Model United NationsUpdated May 23, 2026

MUN slang for the perception that crisis staff shield certain delegates or storylines from elimination and failure, regardless of in-room play.

Crisis Plot Armor is informal slang used in the Model UN crisis community to describe the perception that certain delegates, portfolios, or storylines receive disproportionate protection from the crisis staff (the backroom). A delegate with "plot armor" seems to survive assassination attempts, retain control of armies, avoid coups, or have their directives pass regardless of in-room balance — often because their arc is central to the committee's narrative, because they are a strong roleplayer the backroom enjoys writing for, or because the chair has quietly decided their character cannot die yet.
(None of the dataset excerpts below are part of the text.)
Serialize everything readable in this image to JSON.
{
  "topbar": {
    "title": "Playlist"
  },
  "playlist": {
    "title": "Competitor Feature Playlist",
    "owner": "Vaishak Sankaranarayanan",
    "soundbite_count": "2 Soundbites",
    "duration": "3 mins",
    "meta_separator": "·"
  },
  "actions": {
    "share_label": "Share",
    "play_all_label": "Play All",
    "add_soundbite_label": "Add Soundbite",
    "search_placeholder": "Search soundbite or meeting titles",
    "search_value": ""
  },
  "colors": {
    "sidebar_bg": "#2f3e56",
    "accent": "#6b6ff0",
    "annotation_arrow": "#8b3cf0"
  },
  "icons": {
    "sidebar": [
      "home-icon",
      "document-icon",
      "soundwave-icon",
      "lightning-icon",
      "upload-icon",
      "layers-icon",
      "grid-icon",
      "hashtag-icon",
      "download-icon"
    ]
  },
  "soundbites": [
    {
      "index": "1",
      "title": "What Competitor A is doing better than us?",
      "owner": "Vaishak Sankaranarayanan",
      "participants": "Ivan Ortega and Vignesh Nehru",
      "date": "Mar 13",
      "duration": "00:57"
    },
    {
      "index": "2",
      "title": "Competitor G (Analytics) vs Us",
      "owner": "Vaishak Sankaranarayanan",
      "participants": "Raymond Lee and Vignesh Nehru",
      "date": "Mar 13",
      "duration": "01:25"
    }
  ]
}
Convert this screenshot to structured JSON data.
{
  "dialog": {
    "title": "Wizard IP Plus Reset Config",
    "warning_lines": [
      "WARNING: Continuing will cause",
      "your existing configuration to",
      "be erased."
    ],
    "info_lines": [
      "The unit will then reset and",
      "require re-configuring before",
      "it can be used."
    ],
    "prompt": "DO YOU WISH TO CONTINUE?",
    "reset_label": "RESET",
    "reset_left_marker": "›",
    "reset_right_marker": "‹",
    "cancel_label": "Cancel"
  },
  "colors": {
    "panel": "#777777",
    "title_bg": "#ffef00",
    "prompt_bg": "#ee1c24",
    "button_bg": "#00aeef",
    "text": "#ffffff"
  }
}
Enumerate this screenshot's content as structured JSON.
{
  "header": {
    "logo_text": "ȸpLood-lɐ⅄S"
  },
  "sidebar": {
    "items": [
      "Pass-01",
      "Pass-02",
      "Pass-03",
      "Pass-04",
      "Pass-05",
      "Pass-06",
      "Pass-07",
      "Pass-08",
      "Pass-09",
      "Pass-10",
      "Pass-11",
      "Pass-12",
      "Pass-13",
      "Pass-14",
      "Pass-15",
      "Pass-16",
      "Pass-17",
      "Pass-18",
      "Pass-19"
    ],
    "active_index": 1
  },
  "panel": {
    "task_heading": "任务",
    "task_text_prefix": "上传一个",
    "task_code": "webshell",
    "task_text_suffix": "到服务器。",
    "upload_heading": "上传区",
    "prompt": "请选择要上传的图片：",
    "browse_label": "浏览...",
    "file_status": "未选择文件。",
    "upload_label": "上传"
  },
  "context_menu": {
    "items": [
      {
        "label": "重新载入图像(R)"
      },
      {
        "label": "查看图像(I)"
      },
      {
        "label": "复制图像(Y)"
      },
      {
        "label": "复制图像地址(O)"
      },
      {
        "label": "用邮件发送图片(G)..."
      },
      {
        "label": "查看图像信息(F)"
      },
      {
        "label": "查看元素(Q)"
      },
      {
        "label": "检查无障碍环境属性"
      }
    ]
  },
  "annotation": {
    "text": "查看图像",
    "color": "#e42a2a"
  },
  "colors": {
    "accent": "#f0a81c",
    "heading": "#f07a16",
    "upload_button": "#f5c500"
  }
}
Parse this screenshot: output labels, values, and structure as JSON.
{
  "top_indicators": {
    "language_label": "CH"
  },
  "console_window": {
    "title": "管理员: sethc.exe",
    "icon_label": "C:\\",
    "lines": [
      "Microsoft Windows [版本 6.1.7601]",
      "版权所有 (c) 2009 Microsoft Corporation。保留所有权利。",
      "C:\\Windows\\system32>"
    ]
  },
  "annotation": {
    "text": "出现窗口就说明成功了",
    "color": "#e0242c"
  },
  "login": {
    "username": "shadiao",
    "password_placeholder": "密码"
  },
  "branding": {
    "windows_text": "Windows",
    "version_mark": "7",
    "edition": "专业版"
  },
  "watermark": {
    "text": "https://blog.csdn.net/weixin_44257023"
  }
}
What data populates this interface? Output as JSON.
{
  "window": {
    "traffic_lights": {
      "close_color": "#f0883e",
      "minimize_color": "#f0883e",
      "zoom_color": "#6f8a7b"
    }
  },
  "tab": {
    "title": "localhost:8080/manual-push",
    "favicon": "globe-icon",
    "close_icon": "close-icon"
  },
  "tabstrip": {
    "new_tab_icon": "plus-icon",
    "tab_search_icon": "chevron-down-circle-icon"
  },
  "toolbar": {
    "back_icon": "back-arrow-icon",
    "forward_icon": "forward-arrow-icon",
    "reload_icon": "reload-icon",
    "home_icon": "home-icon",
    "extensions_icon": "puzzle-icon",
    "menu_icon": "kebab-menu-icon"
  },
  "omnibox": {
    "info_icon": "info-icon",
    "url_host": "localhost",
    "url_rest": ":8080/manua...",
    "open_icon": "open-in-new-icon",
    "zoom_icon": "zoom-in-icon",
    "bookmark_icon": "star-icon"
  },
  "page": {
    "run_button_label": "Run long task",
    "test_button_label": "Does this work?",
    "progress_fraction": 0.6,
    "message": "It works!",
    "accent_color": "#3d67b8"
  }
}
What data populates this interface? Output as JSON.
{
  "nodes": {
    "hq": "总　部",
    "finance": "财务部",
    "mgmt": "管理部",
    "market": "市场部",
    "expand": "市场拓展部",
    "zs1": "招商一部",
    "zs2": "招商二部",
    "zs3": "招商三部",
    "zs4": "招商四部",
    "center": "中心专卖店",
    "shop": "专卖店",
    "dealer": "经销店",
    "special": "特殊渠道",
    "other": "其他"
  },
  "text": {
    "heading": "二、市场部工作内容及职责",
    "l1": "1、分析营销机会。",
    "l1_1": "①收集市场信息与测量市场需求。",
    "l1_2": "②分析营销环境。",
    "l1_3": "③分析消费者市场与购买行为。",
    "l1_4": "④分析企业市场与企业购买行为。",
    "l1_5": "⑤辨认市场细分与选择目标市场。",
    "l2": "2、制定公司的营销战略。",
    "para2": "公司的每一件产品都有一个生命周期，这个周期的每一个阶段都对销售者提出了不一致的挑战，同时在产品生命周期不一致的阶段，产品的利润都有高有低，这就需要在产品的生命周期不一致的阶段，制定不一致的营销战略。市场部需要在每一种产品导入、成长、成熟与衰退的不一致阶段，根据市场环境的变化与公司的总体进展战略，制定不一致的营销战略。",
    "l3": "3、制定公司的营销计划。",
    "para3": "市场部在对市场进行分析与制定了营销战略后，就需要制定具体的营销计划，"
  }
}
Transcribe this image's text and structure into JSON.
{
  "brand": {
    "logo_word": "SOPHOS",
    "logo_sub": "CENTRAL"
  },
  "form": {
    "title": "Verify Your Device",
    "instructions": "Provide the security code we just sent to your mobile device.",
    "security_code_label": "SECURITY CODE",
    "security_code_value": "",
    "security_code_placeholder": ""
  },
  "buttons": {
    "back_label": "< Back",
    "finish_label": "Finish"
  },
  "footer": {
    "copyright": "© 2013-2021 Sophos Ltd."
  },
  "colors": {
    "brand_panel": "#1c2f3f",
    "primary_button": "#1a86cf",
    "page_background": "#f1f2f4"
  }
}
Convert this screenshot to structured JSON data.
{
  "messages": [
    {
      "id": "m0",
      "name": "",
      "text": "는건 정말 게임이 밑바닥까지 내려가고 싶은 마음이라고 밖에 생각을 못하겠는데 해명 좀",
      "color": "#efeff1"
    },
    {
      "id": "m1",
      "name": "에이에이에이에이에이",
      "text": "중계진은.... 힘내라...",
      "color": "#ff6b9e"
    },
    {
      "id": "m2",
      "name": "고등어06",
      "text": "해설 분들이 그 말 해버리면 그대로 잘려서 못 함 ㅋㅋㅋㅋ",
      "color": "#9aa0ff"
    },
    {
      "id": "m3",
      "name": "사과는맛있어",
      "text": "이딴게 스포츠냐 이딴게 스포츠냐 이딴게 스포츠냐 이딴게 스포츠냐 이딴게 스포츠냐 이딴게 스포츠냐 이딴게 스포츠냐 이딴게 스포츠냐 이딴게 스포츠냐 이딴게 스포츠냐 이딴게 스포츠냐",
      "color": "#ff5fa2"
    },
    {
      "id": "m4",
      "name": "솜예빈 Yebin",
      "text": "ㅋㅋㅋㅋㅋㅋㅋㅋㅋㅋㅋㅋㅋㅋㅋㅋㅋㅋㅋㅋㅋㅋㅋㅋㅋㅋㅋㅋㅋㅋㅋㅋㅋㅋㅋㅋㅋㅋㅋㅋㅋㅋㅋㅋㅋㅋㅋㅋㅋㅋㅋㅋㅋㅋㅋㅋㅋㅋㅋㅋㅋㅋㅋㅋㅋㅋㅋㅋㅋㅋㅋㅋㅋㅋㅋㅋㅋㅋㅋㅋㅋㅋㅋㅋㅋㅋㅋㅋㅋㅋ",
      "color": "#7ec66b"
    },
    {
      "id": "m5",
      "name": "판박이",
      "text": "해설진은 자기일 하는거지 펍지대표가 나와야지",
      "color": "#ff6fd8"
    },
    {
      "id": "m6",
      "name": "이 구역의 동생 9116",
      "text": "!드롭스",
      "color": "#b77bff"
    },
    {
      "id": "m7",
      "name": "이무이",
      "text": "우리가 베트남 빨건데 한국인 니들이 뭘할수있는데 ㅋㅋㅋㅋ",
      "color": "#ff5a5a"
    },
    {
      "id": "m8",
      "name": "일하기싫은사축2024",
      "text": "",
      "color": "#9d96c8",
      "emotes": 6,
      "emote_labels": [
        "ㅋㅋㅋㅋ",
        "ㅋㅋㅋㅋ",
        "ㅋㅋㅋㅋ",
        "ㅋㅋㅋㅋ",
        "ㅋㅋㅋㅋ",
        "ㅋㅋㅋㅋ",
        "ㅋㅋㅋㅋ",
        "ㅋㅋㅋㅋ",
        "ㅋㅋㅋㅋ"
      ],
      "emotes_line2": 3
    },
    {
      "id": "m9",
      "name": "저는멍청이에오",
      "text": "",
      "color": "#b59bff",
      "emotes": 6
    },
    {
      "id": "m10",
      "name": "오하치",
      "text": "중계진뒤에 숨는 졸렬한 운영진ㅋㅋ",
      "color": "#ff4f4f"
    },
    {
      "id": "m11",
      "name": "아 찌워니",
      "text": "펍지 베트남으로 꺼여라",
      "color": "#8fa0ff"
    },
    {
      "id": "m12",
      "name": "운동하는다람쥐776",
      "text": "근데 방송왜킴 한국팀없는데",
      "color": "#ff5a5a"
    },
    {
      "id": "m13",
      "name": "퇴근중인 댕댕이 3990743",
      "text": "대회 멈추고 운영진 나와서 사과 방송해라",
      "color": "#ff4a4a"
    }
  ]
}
The term is borrowed from fiction criticism, where "plot armor" describes a protagonist who implausibly survives because the story requires it. In MUN, the equivalent dynamic emerges from the structural reality that crisis staff control outcomes: they adjudicate every private directive, write every news update, and decide whether a sniper's bullet lands. When staff favor a delegate — consciously or not — that delegate accrues resources and influence that other portfolios cannot match through equally clever play.

Common signs delegates point to include:

  • Survival of low-probability schemes while rival delegates' equally bold directives fail.
  • Repeated narrative spotlights in crisis updates centered on one portfolio.
  • Resistance to elimination, where assassination or arrest attempts against the favored delegate are blocked by sudden bodyguards, intercepted notes, or convenient intelligence leaks.
  • Award trajectory signals, where the protected delegate is visibly being set up for a Best Delegate gavel.

The concept is contested. Defenders of crisis staff argue that what looks like plot armor is often just better-written directives, faster note turnaround, stronger in-room diplomacy, or a delegate who genuinely anticipates staff responses. Critics counter that even well-intentioned staff develop favorites, and that the opacity of the backroom makes bias hard to audit. Some circuits — particularly competitive North American collegiate crisis (e.g., HNMUN, ChoMUN, WorldMUN crisis committees) — have responded with practices like rotating crisis directors, written adjudication standards, and post-committee feedback to mitigate the perception of arbitrary favoritism.

Example

At a 2023 collegiate crisis committee, delegates joked that the Cardinal Richelieu portfolio had "crisis plot armor" after surviving three separate assassination arcs while rival nobles were quickly written out.

Frequently asked questions

Not necessarily. It can result from unconscious favoritism, staff enjoying a particular arc, or simply a delegate who writes faster and more persuasive directives than peers.